La Cina è colorata. Lontani i tempi grigi e delle biciclette nelle città, anche se Mao pare essere ancora vivo.

C’è una Cina da pregare. Mao è morto, ma nei taxi della natia Shaoshan penzolano dallo specchietto accanto al conducente foto – pardon icone – del dittatore . Nel ristorante Red Classic di Pechino le cameriere giurano di servire i clienti in nome di Mao. Ma anche questo non basta. Il ricco documentario di Niall Ferguson, la Cina è vicina, mostra il potere della a Maostalgia che resiste ancora oggi. Milioni di turisti cinesi vestiti con abiti firmati pregano in nome del loro Dio e si inginocchiano davanti a statue e immagini del dittatore.

Pellegrinaggio continuo, per un culto che resiste: siamo abituati ai misteri che circondano la religione, ma in Cina l’alone di mistero più grande circonda il tempo e la storia. Dio Mao ha causato più morti tra la sua gente rispetto a Hitler e Stalin.

 

Trentacinque o quaranta milioni solo negli anni più bui del Grande Balzo in avanti quando, dopo aver eliminato i grandi proprietari terrieri e ordinato che tutte le terre dovevano essere di proprietà comune, la Cina doveva trasformarsi in paese industriale moderno. Mao ha però fatto un gran passo indietro, perché poi arrivò la carestia e milioni di persone morirono.

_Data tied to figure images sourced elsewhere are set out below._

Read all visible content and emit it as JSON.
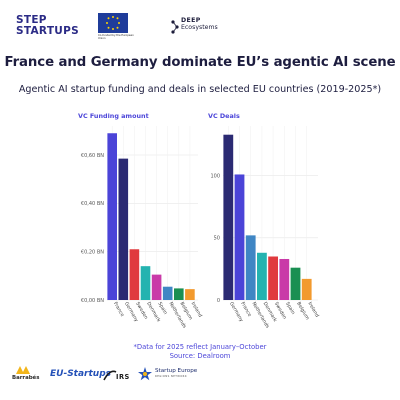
{
  "logos": {
    "step_line1": "STEP",
    "step_line2": "STARTUPS",
    "eu_caption": "Co-funded by the European Union",
    "deep_line1": "DEEP",
    "deep_line2": "Ecosystems",
    "barrabes": "Barrabés",
    "eu_startups": "EU-Startups",
    "irs": "IRS",
    "startup_europe_line1": "Startup Europe",
    "startup_europe_line2": "REGIONS NETWORK"
  },
  "header": {
    "title": "France and Germany dominate EU’s agentic AI scene",
    "subtitle": "Agentic AI startup funding and deals in selected EU countries (2019-2025*)"
  },
  "footer": {
    "note": "*Data for 2025 reflect January–October",
    "source": "Source: Dealroom"
  },
  "chart_data": [
    {
      "type": "bar",
      "title": "VC Funding amount",
      "xlabel": "",
      "ylabel": "",
      "categories": [
        "France",
        "Germany",
        "Sweden",
        "Denmark",
        "Spain",
        "Netherlands",
        "Belgium",
        "Ireland"
      ],
      "values": [
        0.69,
        0.585,
        0.21,
        0.14,
        0.105,
        0.055,
        0.048,
        0.045
      ],
      "colors": [
        "#4b44d8",
        "#2b2a73",
        "#e03a3e",
        "#24b3b0",
        "#c93aa8",
        "#3f86c4",
        "#1a8f52",
        "#f29a2e"
      ],
      "yticks": [
        0,
        0.2,
        0.4,
        0.6
      ],
      "ytick_labels": [
        "€0,00 BN",
        "€0,20 BN",
        "€0,40 BN",
        "€0,60 BN"
      ],
      "ylim": [
        0,
        0.72
      ],
      "grid": true,
      "legend": "none"
    },
    {
      "type": "bar",
      "title": "VC Deals",
      "xlabel": "",
      "ylabel": "",
      "categories": [
        "Germany",
        "France",
        "Netherlands",
        "Denmark",
        "Sweden",
        "Spain",
        "Belgium",
        "Ireland"
      ],
      "values": [
        133,
        101,
        52,
        38,
        35,
        33,
        26,
        17
      ],
      "colors": [
        "#2b2a73",
        "#4b44d8",
        "#3f86c4",
        "#24b3b0",
        "#e03a3e",
        "#c93aa8",
        "#1a8f52",
        "#f29a2e"
      ],
      "yticks": [
        0,
        50,
        100
      ],
      "ytick_labels": [
        "0",
        "50",
        "100"
      ],
      "ylim": [
        0,
        140
      ],
      "grid": true,
      "legend": "none"
    }
  ]
}
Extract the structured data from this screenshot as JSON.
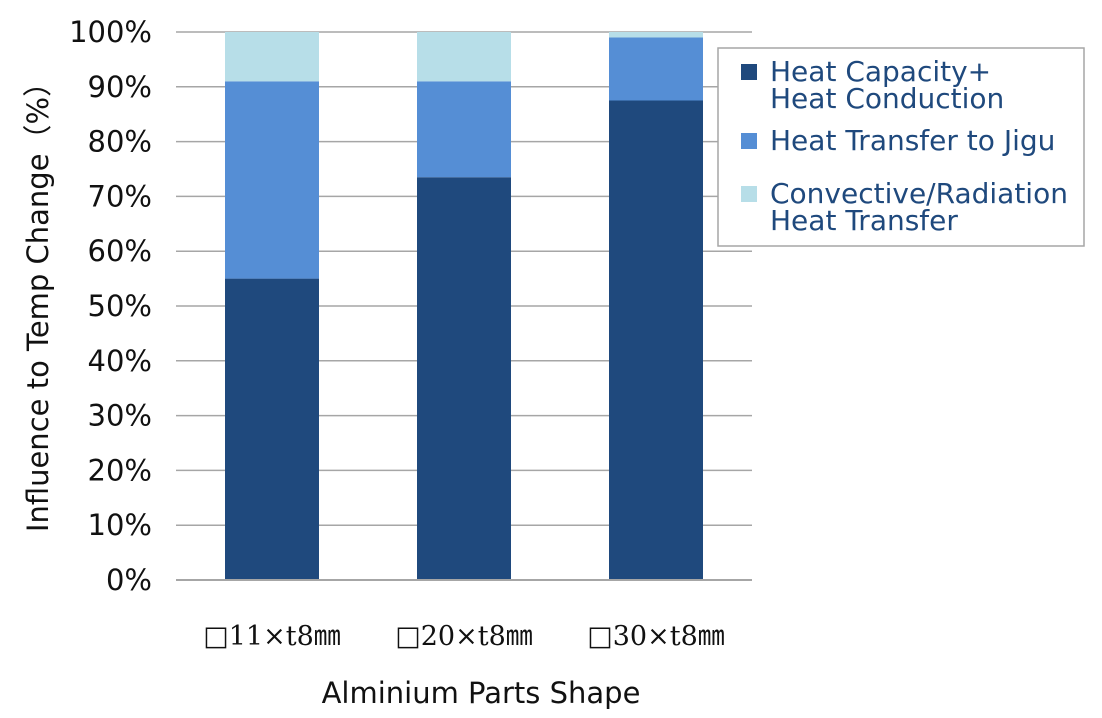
{
  "chart_data": {
    "type": "bar",
    "stacked": true,
    "categories": [
      "□11×t8㎜",
      "□20×t8㎜",
      "□30×t8㎜"
    ],
    "series": [
      {
        "name": "Heat Capacity+ Heat Conduction",
        "legend_lines": [
          "Heat Capacity+",
          "Heat Conduction"
        ],
        "color": "#1f497d",
        "values": [
          55,
          73.5,
          87.5
        ]
      },
      {
        "name": "Heat Transfer to Jigu",
        "legend_lines": [
          "Heat Transfer to Jigu"
        ],
        "color": "#558ed5",
        "values": [
          36,
          17.5,
          11.5
        ]
      },
      {
        "name": "Convective/Radiation Heat Transfer",
        "legend_lines": [
          "Convective/Radiation",
          "Heat Transfer"
        ],
        "color": "#b7dee8",
        "values": [
          9,
          9,
          1
        ]
      }
    ],
    "yticks": [
      "0%",
      "10%",
      "20%",
      "30%",
      "40%",
      "50%",
      "60%",
      "70%",
      "80%",
      "90%",
      "100%"
    ],
    "ylim": [
      0,
      100
    ],
    "xlabel": "Alminium Parts Shape",
    "ylabel": "Influence to Temp Change（%）",
    "legend_text_color": "#1f497d",
    "legend_position": "right",
    "grid": true,
    "gridline_color": "#a6a6a6"
  }
}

Alcune mangiate, come i cani nella sagra di Yulin. Nella contea di Fengyang nei primi anni sessanta ci furono sessantatre casi di cannibalismo. Forse per questo Cheng Lee e suo marito bollirono il figlio di otto anni per mangiarlo.

C’è però ancora una Cina da amare e visitare: non solo la Grande Muraglia o la piazza Tienanmen, quella della protesta e del Rivoltoso sconosciuto. Ci sono le città di Gulin, Xiamen e le meraviglie che regalano i paesaggi naturali. Le rainbow mountains, montagne che nel nord ovest assumono i colori dell’arcobaleno, le yellow mountains o le pianure di Xiapu non lontane dalla moderna Hong Kong. Poi ci sono i terrazzi di riso, ovvero le risaie di Yuanyang estese per chilometri e chilometri. Scontato, ma non superfluo ribadire che sono Patrimonio dell’Unesco.

 

C’è una Cina da scoprire. Non si può farlo a casa. Magari è il caso di muoversi come fece Gladys Aylward, una cameriera inglese che attraversò parte della Siberia a piedi pur di raggiungere la contea di Yangcheng, nel nord del paese e dedicarsi alla vita da missionaria. Lo racconta un film con Ingrid Bergman.

All’ombra dei palazzi i cinesi camminano e lavorano. Vivono la loro vita in fila. E’impossibile contarli. Oggi sembrano più vicini, eppure ancora terribilmente lontani.